The 21-year-old recently represented Jamaica in the two-man bobsleigh event at the North American Cup tournament in New York, where he operated in the capacity of the brakeman.

In an interview with The Gleaner on Monday, Ellis explained that he initially had no interest in bobsleighing as athletics has been his true passion since high school.

However, while training on the lawns of the G.C. Foster College of Physical Education and Sport, where he is currently a student, principal and head coach Maurice Wilson selected him to train for bobsleighing and to later attempt to qualify for the national team.

“I'm the type of person that anything I put my mind to, I try to accomplish it. So when coach came to me, I said, 'You know, I'm going to do it because I don't know how far it will take me or what can happen so let me just try it and see what works',” Ellis said.

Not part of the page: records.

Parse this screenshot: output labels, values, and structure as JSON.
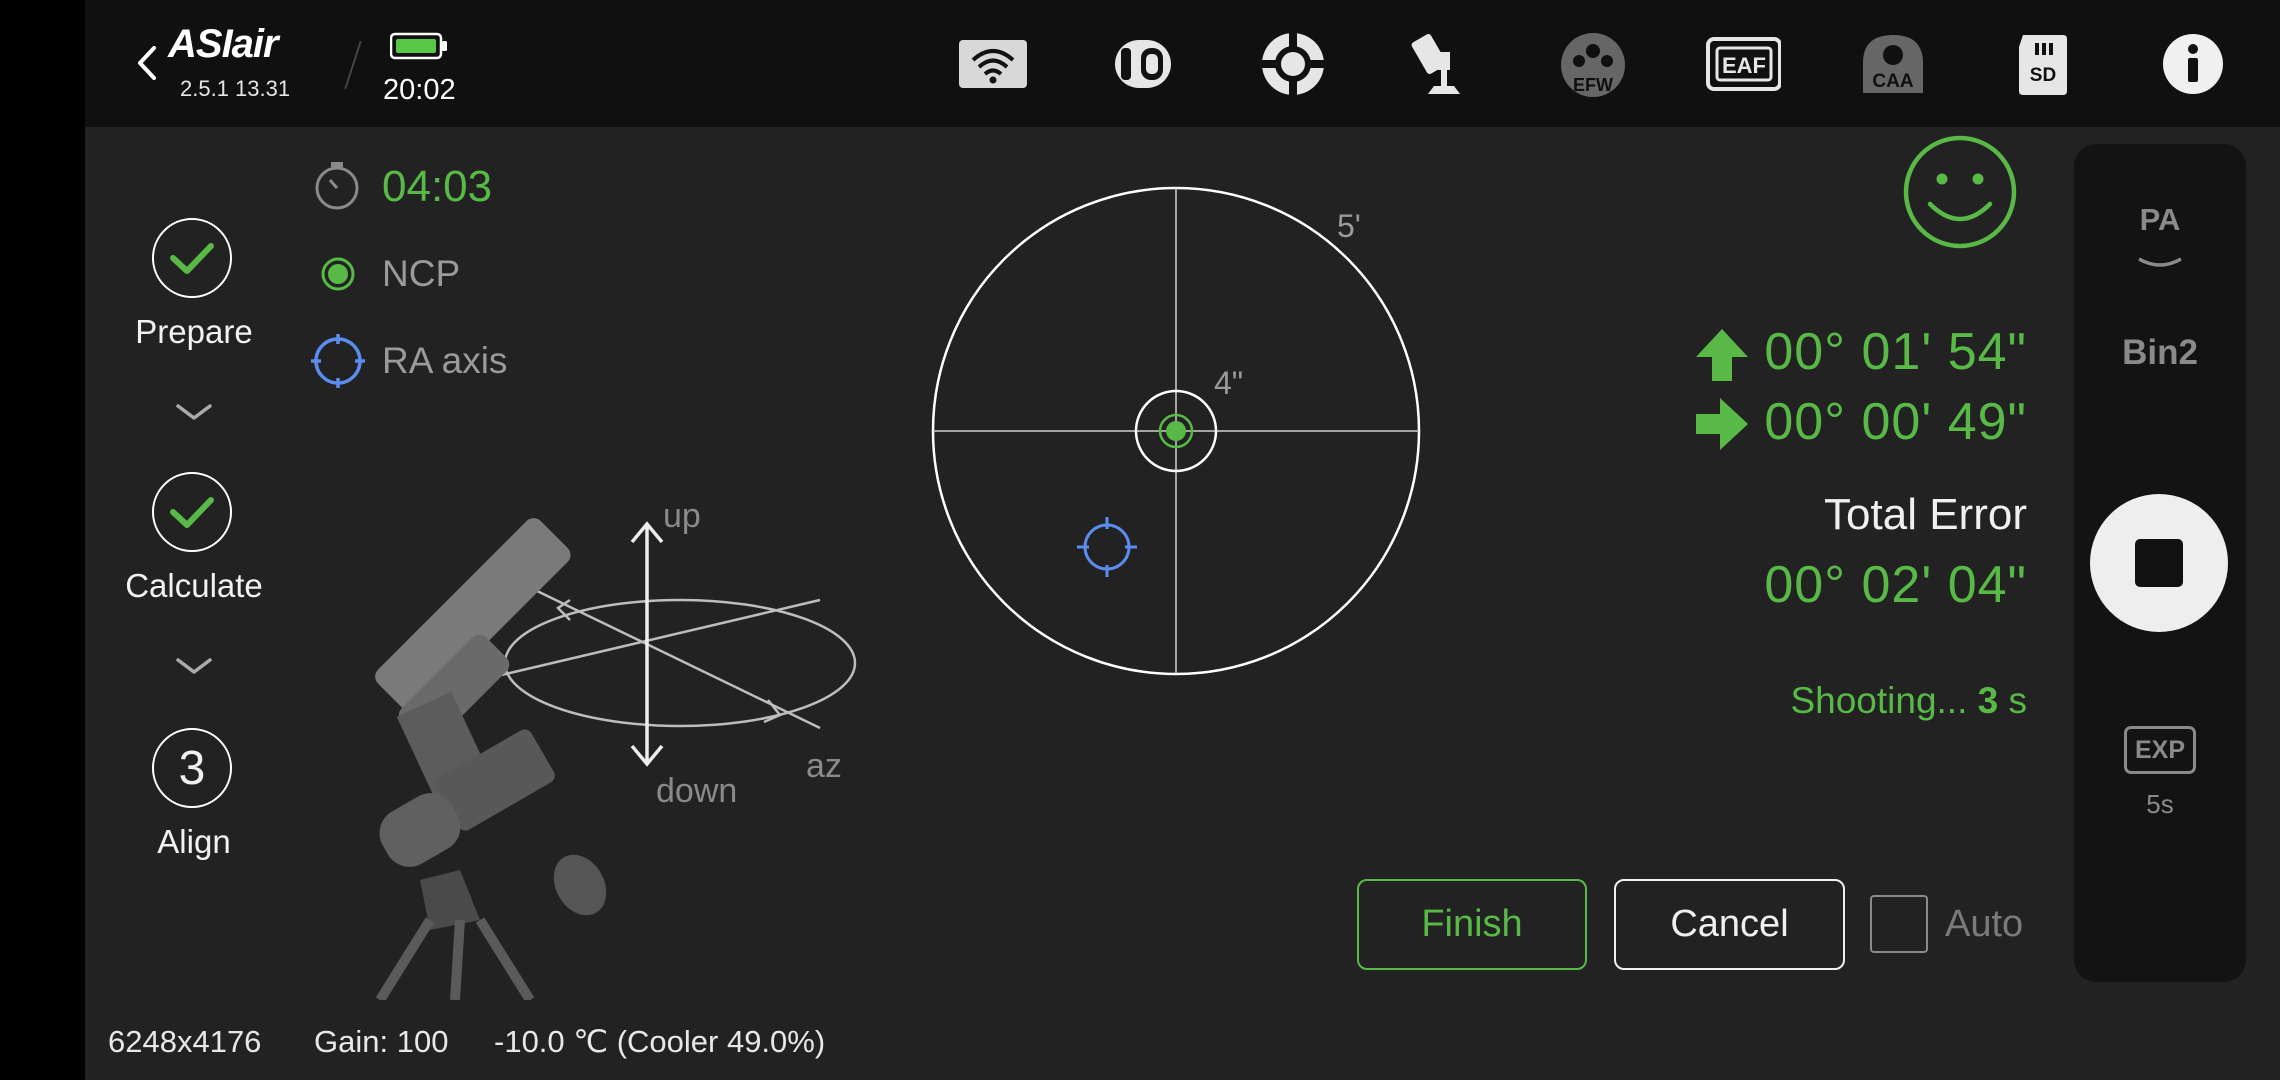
{
  "app": {
    "name": "ASIair",
    "version": "2.5.1 13.31",
    "clock": "20:02"
  },
  "toolbar": {
    "icons": [
      {
        "name": "wifi-icon"
      },
      {
        "name": "camera-icon"
      },
      {
        "name": "guide-icon"
      },
      {
        "name": "mount-icon"
      },
      {
        "name": "efw-icon",
        "label": "EFW"
      },
      {
        "name": "eaf-icon",
        "label": "EAF"
      },
      {
        "name": "caa-icon",
        "label": "CAA"
      },
      {
        "name": "sd-card-icon",
        "label": "SD"
      },
      {
        "name": "info-icon"
      }
    ]
  },
  "status": {
    "timer": "04:03",
    "target_label": "NCP",
    "axis_label": "RA axis"
  },
  "steps": [
    {
      "label": "Prepare",
      "state": "done"
    },
    {
      "label": "Calculate",
      "state": "done"
    },
    {
      "label": "Align",
      "state": "active",
      "number": "3"
    }
  ],
  "diagram": {
    "up": "up",
    "down": "down",
    "az": "az"
  },
  "target": {
    "outer_label": "5'",
    "inner_label": "4\""
  },
  "errors": {
    "altitude": "00° 01' 54\"",
    "azimuth": "00° 00' 49\"",
    "total_label": "Total Error",
    "total": "00° 02' 04\""
  },
  "shooting": {
    "prefix": "Shooting... ",
    "seconds": "3",
    "unit": " s"
  },
  "buttons": {
    "finish": "Finish",
    "cancel": "Cancel",
    "auto": "Auto",
    "auto_checked": false
  },
  "side_panel": {
    "mode": "PA",
    "bin": "Bin2",
    "exp_label": "EXP",
    "exp_value": "5s"
  },
  "footer": {
    "resolution": "6248x4176",
    "gain": "Gain: 100",
    "temperature": "-10.0 ℃ (Cooler 49.0%)"
  },
  "colors": {
    "accent_green": "#58b947",
    "ra_blue": "#5b8df0"
  }
}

After qualification, Ellis and the team perfected their training techniques and did ice training in the United States before going on to compete in March.

Ellis said that the experience was useful and that he would keep performing in that capacity, even though he and his bobsleigh partner were disqualified because the sled crashed while on the course.

“It was our first time competing internationally, but we were doing great ... . We learned a lot,” he added.

Ellis first entered state care when he was seven years old after his mother died and his father was unable to care for him and his now-18-year-old sister. They were moved from various foster homes until they were they settled with their current foster mother, Marcia Frost, who took them in in 2008.

“It was a bit challenging at some point, but I tried to remain focused in school. I couldn't let my grades fall,” he said.

Ellis was declared the 2019 regional top boy at the Child Protection and Family Services Agency North East educational achievement awards. He is also a beneficiary of the agency's Transitional Living Programme (TLP) and is presently aiming to complete his Bachelor of Physical Education.

He credits Frost for raising him to be the man he is today and instilling good values and life lessons to guide him in his quest for success.

“That carried me far. Coming up through high school, through primary school, it was a challenge because I wasn't one of the fast ones or the brightest students and I used to fail a lot,” he said of the days when he was unsettled.

But living by the adage “after every failure, there is a trial, and after every trial, there is success”, Ellis remains driven to not allow his difficult upbringing to hinder him from pursuing his ambitions.

Ellis also expressed gratitude to the TLP staffers, saying that they constantly desired to see the young people succeed.

“We can call them whenever, ask them for help if we need any, all of that. They don't leave their children out and that's good,” he said of the TLP team.

Ellis encouraged other youngsters with a difficult childhood to “always be humble” and to never give up on their dreams.